Argentina, Bolívia, Brasil, Chile, Colômbia, Equador, Guiana, Paraguai, Perú, Suriname, Uruguai, Venezuela e Guiana Francesa detêm 28% dos recursos hídricos renováveis do mundo e isso é um atrativo aos grandes empreendimentos que, muitas vezes, não demonstram compromisso com o meio ambiente. Como exemplos verifica-se o intenso desmatamento das florestas naturais e a implantação de espécies exóticas, com o consequente efeito sobre o solo, sobre as águas e sobre a biodiversidade.

Um documento publicado nos primeiros dias de dezembro pelo comitê organizador do Fórum de Águas das Américas, realizado em Foz do Iguaçu (PR), traz uma descrição detalhada sobre os desafios e as perspectivas da América do Sul, que será apresentado este mês no 5° Fórum Mundial da Água, em Istambul, na Turquia.

Um dos principais desafios dos governos é atender à demanda crescente de urbanização, que exige um conjunto de investimentos em programas sociais como acesso à água potável e saneamento, ainda deficitários na maioria dos países sul-americanos. Por outro lado, aparecem fontes contaminantes como resultado da disposição dos resíduos sólidos e efluentes industriais sem nenhum tratamento. A demanda energética também está impactando fortemente a região com o desenvolvimento de projetos hidrelétricos sobre rios transfronteiriços.

Existe preocupação com a localização de alguns projetos mineiros que podem afetar algumas fontes de água, como as geleiras.

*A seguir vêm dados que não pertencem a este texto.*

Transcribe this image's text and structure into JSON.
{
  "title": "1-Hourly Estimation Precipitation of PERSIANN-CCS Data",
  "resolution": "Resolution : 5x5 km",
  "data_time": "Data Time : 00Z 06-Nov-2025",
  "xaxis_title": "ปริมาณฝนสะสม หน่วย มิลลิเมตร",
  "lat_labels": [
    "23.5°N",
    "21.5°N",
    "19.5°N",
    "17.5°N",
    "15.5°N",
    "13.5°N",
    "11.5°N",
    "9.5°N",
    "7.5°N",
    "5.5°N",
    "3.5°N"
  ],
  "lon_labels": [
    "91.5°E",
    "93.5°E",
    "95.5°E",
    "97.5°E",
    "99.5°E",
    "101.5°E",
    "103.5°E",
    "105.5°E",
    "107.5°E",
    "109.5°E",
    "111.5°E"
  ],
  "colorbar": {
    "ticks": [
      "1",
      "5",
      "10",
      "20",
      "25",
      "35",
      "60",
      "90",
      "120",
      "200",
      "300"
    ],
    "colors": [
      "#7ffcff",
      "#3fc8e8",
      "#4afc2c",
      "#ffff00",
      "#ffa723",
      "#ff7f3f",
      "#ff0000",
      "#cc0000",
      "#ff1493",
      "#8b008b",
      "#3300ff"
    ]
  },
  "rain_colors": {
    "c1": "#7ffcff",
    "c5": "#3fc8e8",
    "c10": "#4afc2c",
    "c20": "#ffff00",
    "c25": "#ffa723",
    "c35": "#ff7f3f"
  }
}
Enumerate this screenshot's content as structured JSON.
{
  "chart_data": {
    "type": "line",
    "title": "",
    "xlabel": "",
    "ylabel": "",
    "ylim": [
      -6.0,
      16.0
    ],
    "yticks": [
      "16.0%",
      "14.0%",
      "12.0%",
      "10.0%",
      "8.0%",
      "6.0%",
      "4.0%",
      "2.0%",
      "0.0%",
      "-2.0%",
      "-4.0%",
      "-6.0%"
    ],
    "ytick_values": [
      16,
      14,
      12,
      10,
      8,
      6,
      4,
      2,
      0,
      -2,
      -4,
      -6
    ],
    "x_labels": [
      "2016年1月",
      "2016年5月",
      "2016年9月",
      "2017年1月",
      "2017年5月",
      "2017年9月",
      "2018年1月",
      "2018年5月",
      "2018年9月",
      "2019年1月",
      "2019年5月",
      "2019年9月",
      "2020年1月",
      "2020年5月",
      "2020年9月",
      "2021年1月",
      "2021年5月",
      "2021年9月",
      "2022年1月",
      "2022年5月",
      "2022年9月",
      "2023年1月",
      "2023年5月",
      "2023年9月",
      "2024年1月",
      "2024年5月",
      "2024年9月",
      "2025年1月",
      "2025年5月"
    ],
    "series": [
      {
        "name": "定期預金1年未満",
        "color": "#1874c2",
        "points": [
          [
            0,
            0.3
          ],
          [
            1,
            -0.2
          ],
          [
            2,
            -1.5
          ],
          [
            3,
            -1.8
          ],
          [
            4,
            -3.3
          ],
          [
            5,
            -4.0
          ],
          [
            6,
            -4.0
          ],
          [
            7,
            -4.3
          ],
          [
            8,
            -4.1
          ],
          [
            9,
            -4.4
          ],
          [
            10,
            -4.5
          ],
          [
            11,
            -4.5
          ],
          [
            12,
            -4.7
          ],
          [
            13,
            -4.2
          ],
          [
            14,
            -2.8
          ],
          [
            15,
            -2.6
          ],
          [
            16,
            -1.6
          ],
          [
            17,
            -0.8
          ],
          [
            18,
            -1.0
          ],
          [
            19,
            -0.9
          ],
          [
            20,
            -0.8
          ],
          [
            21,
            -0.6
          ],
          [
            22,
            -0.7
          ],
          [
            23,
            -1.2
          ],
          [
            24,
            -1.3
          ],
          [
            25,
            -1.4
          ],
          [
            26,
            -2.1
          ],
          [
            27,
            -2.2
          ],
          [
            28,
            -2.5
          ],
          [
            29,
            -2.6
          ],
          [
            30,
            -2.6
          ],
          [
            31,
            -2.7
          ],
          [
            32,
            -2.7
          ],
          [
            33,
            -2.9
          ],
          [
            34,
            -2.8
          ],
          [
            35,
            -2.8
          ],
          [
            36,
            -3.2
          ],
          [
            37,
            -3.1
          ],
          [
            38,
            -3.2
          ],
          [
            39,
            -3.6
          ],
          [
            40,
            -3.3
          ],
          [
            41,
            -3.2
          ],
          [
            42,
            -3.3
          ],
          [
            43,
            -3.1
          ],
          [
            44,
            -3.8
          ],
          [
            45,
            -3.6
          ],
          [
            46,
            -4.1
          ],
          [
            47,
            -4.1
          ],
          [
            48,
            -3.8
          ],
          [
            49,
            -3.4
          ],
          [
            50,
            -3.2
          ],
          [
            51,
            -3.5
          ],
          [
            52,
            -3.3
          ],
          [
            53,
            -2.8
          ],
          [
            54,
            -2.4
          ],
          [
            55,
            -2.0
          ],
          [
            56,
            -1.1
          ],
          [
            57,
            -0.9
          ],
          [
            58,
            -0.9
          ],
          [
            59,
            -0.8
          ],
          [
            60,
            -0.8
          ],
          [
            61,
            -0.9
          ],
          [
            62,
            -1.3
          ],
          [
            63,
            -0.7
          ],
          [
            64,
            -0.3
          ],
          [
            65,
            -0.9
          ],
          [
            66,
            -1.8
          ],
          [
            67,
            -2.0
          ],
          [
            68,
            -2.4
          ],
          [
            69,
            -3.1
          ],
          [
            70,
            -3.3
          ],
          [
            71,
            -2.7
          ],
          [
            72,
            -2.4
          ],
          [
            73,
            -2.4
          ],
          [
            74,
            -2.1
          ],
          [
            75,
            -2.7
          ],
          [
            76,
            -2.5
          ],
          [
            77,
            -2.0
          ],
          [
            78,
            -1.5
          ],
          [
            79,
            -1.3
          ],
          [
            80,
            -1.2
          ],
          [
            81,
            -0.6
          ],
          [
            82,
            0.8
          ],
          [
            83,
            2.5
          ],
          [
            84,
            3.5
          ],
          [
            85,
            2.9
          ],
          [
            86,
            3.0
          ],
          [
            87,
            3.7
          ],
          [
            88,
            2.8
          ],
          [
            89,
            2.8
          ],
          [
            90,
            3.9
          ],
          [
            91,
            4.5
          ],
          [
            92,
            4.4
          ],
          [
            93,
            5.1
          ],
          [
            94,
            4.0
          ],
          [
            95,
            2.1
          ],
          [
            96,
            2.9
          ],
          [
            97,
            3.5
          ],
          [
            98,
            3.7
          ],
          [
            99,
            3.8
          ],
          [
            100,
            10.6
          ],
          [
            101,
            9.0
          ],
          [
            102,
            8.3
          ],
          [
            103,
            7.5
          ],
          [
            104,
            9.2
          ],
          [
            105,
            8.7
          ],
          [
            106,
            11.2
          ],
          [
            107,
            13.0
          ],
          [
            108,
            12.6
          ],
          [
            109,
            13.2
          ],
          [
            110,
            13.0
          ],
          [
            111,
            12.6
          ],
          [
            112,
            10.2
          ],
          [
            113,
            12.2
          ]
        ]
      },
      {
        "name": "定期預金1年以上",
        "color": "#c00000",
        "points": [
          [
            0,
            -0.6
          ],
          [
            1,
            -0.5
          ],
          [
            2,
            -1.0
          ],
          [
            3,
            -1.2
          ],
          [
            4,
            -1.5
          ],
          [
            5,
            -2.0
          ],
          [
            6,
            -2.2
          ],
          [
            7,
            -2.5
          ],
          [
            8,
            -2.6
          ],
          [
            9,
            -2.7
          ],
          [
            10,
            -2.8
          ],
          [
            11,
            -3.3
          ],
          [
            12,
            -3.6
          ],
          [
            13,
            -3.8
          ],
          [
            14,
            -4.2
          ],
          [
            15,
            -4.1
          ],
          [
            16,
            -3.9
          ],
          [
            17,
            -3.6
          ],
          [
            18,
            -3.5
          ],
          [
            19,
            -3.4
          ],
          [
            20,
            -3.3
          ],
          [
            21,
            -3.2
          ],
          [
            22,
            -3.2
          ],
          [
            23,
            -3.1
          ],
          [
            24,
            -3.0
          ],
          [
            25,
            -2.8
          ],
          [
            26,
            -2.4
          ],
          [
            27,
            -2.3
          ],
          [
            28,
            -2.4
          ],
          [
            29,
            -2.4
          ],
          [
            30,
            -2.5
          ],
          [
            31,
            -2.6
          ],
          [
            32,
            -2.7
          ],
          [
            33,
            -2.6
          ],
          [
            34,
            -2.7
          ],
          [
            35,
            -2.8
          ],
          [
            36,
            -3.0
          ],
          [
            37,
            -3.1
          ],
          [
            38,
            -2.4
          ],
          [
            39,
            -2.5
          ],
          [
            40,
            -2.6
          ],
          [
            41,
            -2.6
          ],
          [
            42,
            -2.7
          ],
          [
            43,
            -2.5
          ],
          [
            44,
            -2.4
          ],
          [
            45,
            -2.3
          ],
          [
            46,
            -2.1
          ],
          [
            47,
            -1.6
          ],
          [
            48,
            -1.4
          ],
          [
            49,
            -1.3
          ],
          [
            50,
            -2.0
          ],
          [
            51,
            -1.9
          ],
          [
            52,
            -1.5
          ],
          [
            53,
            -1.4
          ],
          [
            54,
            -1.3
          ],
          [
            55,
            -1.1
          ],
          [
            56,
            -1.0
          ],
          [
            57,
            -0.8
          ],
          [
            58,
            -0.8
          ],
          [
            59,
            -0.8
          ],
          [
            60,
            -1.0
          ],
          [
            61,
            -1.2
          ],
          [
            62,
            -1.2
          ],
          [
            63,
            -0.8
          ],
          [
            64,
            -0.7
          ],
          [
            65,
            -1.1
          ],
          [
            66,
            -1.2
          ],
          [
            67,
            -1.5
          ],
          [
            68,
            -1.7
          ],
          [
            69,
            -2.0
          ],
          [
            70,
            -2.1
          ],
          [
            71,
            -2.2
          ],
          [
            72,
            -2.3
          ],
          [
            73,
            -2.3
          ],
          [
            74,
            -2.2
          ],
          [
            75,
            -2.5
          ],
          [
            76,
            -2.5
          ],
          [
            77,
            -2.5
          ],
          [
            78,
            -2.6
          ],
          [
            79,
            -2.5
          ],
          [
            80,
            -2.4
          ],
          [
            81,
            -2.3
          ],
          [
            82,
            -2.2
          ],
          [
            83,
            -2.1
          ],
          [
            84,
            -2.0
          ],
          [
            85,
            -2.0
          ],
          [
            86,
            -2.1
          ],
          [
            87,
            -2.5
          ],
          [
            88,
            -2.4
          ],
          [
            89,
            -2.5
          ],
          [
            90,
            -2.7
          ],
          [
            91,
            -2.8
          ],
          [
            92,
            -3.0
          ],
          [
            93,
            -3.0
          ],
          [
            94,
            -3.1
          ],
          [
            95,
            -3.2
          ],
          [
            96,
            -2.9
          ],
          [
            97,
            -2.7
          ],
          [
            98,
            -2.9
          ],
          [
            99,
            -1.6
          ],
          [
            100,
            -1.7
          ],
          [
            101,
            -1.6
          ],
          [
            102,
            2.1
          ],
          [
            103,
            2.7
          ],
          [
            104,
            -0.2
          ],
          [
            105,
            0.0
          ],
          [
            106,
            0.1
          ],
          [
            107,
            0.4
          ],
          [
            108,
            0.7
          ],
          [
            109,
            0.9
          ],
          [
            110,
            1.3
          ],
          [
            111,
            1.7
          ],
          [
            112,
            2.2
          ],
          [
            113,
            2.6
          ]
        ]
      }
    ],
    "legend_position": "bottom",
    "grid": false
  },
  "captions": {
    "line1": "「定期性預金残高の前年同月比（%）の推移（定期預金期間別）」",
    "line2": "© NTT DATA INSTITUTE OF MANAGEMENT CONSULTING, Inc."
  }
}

A necessidade de água para a exploração e processamento dos minerais tem criado situações de competência com outros usos de água, em particular com irrigação de zonas agrícolas.

Há também uma profunda preocupação com as implicações dos acordos de livre comercio e a classificação deles sobre a água como uma mercadoria, aplicando diretamente as regras que devem reger qualquer mercadoria, sem considerar o valor social e ambiental da água.

A expansão da fronteira agropecuária em vários dos países sul-americanos – pelo aumento da demanda por alimentos e o incremento na produção de biocombustíveis – até às zonas com menores valores de precipitação tem sido necessário recorrer a irrigação complementar, aparecendo eventuais conflitos com outros usos da água e perigos de sobre-exploração de aquíferos, cuja capacidade de recarga é lenta.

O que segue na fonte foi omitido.